Georgetown Public Policy Review
June 1, 2015
In September of 2014, Arab Bank, a large Jordan-based financial institution, was found liable under the Anti-Terrorism Act (ATA) of processing payments used by Hamas to commit acts of terrorism in Israel during the early 2000s. In a significant broadening of the scope of the ATA, the jury in Linde v. Arab Bank found that the processing of these payments resulted in the death and injury of over 100 American citizens. Similar cases are also pending trial in the United States, including lawsuits against the Royal Bank of Scotland Group Plc’s National Westminster Bank, Bank of China Ltd., and Credit Lyonnais SA for their alleged involvement in processing transactions destined for Hamas and Islamic Jihad.
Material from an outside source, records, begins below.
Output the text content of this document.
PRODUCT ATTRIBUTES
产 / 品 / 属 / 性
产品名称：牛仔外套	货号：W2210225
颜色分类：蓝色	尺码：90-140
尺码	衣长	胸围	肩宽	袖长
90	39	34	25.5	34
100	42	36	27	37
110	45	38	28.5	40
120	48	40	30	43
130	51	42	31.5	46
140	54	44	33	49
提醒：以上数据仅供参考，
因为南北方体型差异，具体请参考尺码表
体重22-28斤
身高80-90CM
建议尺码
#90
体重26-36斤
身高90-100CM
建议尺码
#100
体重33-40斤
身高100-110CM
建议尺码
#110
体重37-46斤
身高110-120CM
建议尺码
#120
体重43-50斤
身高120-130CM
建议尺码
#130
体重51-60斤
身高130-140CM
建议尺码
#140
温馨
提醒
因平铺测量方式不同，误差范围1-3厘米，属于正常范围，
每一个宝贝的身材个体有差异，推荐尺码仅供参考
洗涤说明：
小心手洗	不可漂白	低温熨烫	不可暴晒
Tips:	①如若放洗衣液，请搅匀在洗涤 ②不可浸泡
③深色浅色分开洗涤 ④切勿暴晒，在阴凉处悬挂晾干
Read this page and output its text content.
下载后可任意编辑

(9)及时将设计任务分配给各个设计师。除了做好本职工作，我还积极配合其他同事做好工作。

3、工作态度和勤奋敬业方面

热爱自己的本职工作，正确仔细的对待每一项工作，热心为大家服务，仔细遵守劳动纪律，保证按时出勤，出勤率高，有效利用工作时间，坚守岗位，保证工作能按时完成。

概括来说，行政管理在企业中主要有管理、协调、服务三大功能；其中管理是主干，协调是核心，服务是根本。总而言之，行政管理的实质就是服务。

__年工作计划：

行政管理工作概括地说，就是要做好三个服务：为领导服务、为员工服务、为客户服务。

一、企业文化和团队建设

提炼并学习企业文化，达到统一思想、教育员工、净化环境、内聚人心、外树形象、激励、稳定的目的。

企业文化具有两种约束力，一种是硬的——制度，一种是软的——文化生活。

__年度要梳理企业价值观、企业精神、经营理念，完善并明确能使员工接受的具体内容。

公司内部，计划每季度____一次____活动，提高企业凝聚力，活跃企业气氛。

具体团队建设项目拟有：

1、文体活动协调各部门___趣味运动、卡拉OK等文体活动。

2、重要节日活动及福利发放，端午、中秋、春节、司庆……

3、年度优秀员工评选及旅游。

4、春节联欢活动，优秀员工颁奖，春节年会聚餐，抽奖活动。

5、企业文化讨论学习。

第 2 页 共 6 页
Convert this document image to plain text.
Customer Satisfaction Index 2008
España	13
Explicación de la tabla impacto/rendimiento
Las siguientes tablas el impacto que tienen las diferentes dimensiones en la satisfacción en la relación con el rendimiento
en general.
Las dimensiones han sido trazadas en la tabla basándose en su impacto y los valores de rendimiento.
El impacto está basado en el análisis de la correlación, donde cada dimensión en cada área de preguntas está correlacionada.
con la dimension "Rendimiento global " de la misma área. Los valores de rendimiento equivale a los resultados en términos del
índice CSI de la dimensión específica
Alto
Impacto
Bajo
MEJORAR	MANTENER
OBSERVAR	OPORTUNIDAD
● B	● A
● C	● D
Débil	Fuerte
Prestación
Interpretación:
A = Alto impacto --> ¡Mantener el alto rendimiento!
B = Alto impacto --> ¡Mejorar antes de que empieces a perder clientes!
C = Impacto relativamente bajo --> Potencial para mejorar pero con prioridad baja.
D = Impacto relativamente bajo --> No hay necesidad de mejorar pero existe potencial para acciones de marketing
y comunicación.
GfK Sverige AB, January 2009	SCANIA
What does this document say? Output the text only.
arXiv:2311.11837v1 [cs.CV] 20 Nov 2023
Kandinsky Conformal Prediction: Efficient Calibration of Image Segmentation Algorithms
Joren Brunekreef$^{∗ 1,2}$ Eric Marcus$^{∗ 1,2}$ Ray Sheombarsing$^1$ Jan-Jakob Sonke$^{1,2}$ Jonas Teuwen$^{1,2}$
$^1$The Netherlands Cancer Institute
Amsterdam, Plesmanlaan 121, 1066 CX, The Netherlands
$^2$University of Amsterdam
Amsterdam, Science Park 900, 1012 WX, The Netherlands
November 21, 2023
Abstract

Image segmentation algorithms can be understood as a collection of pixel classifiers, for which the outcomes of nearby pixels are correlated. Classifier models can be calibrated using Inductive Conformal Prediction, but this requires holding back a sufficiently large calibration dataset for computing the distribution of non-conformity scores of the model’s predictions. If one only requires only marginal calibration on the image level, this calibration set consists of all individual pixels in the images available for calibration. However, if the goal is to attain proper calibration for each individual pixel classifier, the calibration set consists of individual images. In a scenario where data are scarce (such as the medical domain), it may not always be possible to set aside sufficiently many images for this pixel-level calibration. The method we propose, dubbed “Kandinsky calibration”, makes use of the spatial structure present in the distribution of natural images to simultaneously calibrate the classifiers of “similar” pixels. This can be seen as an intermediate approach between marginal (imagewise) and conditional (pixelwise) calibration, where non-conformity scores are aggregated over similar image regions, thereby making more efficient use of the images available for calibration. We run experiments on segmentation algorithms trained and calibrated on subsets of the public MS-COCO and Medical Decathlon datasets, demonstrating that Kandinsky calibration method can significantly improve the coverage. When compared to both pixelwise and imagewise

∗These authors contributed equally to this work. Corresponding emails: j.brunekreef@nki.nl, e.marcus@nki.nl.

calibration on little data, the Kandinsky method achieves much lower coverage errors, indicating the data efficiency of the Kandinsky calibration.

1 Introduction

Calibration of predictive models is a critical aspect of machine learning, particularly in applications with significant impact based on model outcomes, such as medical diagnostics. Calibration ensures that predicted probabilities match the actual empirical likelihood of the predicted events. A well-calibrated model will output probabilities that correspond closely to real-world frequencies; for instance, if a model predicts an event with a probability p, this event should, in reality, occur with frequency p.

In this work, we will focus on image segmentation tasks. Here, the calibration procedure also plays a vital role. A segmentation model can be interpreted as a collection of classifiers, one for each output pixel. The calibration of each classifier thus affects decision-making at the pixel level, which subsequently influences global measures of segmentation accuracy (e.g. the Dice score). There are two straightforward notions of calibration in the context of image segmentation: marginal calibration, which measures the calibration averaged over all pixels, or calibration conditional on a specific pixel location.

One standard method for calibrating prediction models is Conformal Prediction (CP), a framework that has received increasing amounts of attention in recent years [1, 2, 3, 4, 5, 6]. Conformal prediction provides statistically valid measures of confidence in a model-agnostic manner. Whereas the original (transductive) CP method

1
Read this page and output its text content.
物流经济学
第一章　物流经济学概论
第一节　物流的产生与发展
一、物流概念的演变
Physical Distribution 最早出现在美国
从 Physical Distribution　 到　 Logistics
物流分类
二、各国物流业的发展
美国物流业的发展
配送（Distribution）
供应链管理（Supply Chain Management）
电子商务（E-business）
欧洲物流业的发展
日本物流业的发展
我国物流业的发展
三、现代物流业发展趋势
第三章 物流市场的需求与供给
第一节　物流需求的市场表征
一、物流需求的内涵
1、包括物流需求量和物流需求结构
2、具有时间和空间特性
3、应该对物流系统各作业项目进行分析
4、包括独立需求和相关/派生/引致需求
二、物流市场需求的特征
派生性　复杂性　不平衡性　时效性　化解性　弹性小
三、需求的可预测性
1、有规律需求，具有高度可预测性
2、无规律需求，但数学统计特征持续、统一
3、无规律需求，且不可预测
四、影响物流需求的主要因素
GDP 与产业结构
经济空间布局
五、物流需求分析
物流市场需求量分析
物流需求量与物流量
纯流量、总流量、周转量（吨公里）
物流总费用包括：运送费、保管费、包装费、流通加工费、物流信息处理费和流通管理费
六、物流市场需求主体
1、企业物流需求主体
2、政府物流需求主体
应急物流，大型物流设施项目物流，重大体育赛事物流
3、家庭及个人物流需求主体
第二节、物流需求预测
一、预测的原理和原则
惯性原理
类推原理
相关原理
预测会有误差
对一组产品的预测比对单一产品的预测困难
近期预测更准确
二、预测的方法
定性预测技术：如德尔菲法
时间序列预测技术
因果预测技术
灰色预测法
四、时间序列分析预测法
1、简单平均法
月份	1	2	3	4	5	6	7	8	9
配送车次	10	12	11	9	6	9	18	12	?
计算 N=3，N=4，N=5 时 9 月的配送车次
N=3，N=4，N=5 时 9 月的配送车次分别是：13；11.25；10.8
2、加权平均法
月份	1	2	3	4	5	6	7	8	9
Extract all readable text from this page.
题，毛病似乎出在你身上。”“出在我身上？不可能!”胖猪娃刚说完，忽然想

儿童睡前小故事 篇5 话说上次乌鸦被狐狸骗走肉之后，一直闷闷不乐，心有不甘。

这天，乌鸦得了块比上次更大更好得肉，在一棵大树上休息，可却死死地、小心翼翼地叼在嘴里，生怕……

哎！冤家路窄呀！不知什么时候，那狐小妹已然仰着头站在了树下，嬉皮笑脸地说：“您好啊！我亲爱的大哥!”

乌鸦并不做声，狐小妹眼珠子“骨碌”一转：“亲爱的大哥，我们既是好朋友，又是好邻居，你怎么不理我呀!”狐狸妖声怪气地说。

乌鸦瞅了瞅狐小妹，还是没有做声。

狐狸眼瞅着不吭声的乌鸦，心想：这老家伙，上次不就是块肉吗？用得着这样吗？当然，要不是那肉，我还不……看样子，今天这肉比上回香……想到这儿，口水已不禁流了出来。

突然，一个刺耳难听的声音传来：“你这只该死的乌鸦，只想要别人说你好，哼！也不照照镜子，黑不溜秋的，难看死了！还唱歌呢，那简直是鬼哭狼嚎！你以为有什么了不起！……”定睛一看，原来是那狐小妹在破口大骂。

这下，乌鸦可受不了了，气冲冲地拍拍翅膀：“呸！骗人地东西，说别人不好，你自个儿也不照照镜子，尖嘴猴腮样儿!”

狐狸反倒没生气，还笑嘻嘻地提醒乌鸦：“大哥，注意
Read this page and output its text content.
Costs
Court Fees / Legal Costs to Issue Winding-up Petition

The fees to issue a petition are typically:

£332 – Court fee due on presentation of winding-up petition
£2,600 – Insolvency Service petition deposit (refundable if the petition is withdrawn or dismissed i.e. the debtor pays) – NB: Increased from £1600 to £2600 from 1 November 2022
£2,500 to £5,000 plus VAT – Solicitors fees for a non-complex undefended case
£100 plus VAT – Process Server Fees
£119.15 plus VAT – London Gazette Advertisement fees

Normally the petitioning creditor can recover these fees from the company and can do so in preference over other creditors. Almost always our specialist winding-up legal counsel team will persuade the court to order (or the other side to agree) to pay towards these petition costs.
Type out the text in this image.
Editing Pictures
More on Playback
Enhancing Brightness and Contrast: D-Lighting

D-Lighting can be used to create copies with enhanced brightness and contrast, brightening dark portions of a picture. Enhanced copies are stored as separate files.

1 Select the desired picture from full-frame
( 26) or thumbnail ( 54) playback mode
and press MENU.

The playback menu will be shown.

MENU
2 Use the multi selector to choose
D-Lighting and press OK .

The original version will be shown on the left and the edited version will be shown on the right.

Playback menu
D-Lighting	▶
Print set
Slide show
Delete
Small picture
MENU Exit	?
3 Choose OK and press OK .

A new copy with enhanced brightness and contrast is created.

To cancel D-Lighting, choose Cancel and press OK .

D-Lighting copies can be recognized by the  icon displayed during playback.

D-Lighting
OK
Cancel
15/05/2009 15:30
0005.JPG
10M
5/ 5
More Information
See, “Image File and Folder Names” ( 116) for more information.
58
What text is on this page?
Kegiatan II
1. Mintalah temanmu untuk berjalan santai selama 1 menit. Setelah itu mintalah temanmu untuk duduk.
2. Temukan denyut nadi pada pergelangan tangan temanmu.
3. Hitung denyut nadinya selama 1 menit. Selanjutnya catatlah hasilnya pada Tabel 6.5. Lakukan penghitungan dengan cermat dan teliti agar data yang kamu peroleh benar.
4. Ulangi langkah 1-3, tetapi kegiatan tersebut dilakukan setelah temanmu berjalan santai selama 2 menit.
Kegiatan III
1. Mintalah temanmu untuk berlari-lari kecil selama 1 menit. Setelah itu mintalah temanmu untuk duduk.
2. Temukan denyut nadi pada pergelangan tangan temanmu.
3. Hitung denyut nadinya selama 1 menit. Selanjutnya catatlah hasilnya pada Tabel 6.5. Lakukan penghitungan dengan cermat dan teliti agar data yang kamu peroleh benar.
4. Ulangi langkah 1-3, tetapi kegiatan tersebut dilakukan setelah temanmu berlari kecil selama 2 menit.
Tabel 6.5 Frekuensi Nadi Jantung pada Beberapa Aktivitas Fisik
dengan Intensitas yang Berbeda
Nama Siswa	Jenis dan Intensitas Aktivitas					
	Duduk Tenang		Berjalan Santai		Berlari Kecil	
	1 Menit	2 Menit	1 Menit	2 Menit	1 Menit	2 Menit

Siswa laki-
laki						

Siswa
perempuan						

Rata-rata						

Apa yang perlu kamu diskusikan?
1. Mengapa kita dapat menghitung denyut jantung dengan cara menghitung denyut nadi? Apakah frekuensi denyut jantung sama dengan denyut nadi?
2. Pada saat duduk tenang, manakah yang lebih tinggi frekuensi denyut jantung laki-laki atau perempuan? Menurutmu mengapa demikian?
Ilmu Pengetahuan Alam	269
Civil litigation against banks under the ATA for alleged involvement in handling financial transactions related to acts of terrorism in the Middle East poses a threat to diplomatic efforts in the region, collaborative investigation of terror financing, and the future stability of already vulnerable Arab states.
Civil Litigation as a Security Threat
Linde v. Arab Bank is the first case against a bank brought under the ATA, which was enacted in 1992. While civil litigation against banks that might have financed terror activities may serve to compensate the families of victims, the overall effect can be damaging to relationships with key regional partners and weaken the United States’ capacity to investigate terror financing. Additionally, litigation against banks operating in the Middle East could contribute to further regional destabilization by discouraging financial institutions from operating in areas heavily impacted by terrorism for fear of civil penalties. Setbacks in these areas may increase the vulnerability of the US and its allies to acts of terrorism.